I want to see my mother bomb around the kitchen like a pinball, bounding from the stove to the fridge to the sink to the table, lighting up everything she makes contact with. I want to see that ready smile and the little wiggle wiggle eyebrow and wink she does when she says something private in public to her husband. I want to be amazed, again, by how much she gets done when I’m not looking. Oh, I go to bed and wake up and by 9am, the entire house is tidied and breakfast is already made and supper is prepped. I brew a pot of coffee and – oh, three loads of laundry are washed and folded, the garden is cleared for fall and the ladies event at church is organized. I get up to have a shower and when I return Mom has run for prime minister of a small country, has delegated to all ministers, buttressed all infrastructure, quelled the riots, beautified the public parks, increased literacy by 80% and implemented a terrific recycling program.
My nieces, I can’t even hardly write about, I miss them so much. Their bright loving kindness, their impossibly long red hair whipping around, their ready laughter. I love to overhear their careful and considerate communication around just how this imaginary world is going to work, who is playing what character and what precisely will be the focus of this particular plot line. One’s a tween and one’s in full teenager-hood and they still allow themselves to play play play and hug their auntie Cheetah with a genuine smile of delight.
Of course I miss them. I have an amazing family. I am so lucky. I just –
I need to take my brother’s advice. He’s a family oriented sort of guy, like me, but he’s also long distance, like me. He says he’s happy to see the family when he does and otherwise he doesn’t let it bother him. There are many times I wish I had his pragmatism. Me? I have this constant achey need to see them all more often and I get hurt when it doesn’t happen and I get afraid I’m going to lose them. I’m going to be a nightmare of a mother to my adult children if I don’t get my act together around this.
I don’t know what the solution is yet.
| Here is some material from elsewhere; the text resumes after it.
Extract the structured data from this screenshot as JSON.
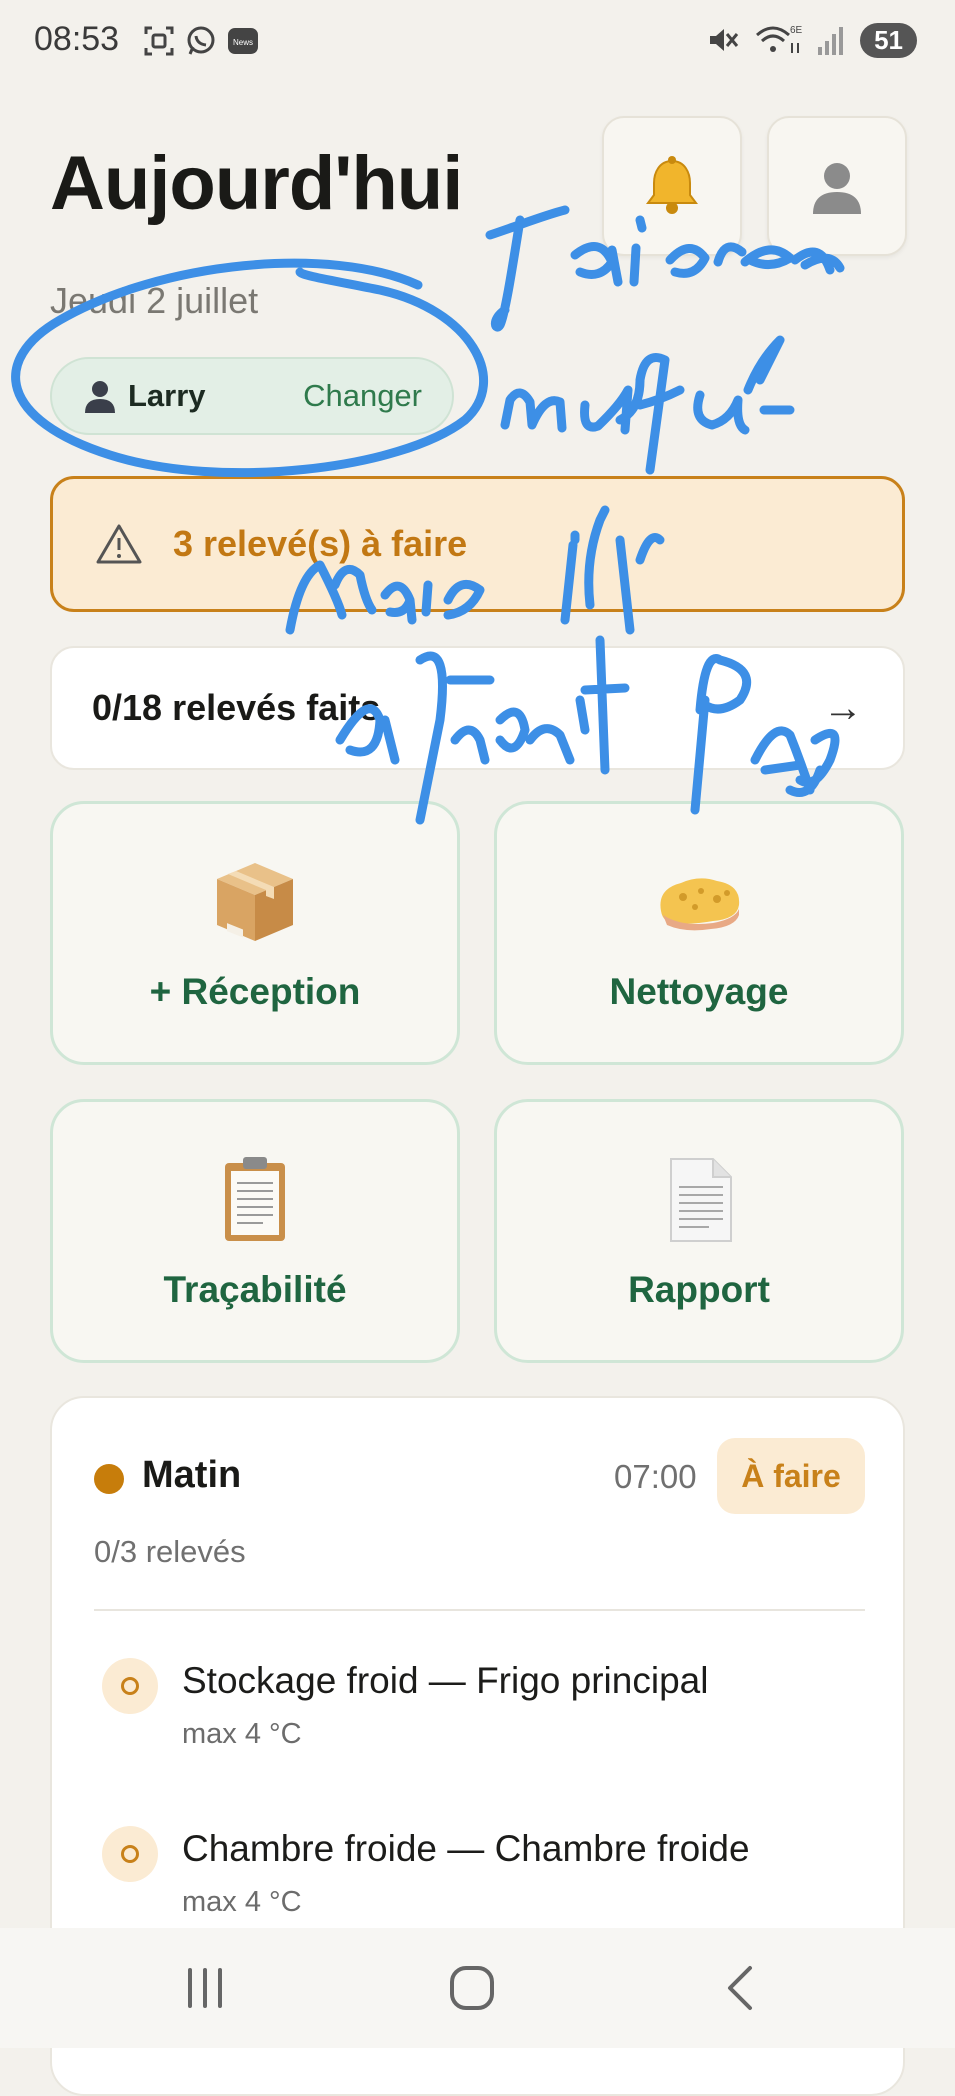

But I know unless it’s extraordinary circumstances, I’ll never choose money over family again.
Just – let go, Lucia. Let go, and be thankful for what you have. Yeah. That’s it.
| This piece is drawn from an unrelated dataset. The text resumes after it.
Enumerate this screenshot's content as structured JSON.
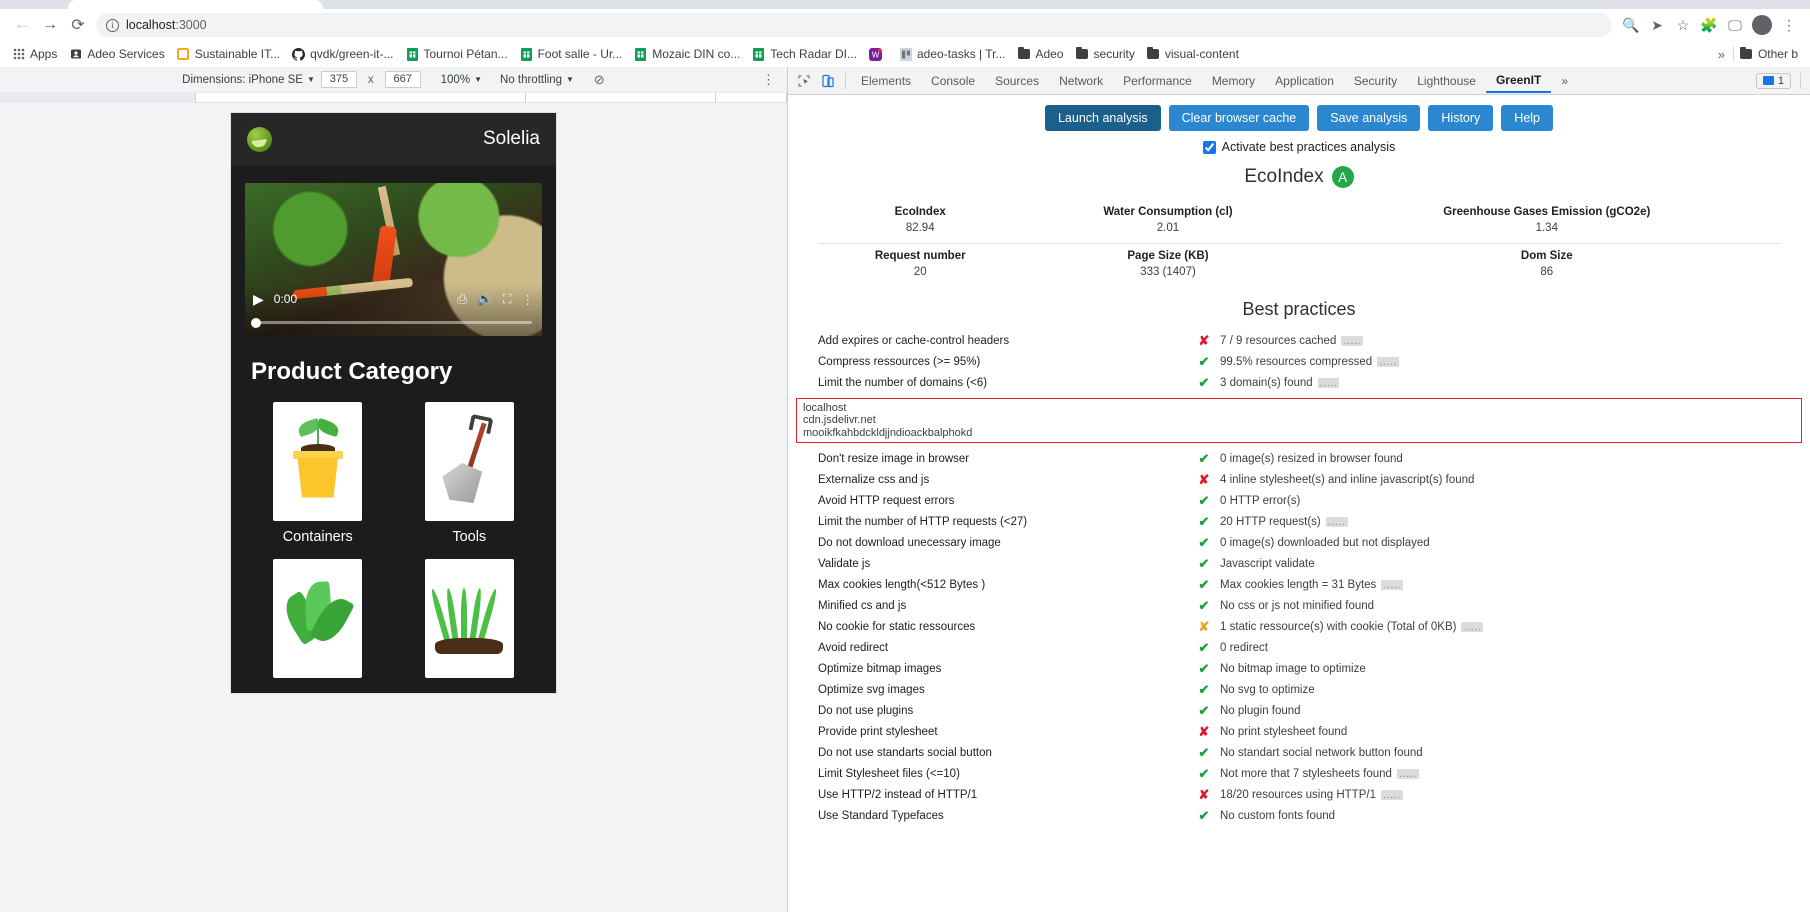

Yikes. A tough read. You are welcome to come to my house for Thanksgiving dinner – in Mission, though. Small gathering – oldest in England, middle child in Calgary, the 21 yr old is home, and husband and brother in law makes just 4 of us. I told my son to invite any of his Thanksgiving orphaned friends. So I must extend the invite to my orphaned FB friend. Dinner is at 5:30. PM me for address if you want to come, xo
you’re a sweetheart, Shelley! I am on set and will fly to join my family as soon as I’m done. I will literally only get a few hours with them but I will treasure it. Have a wonderful Thanksgiving – lucky orphans!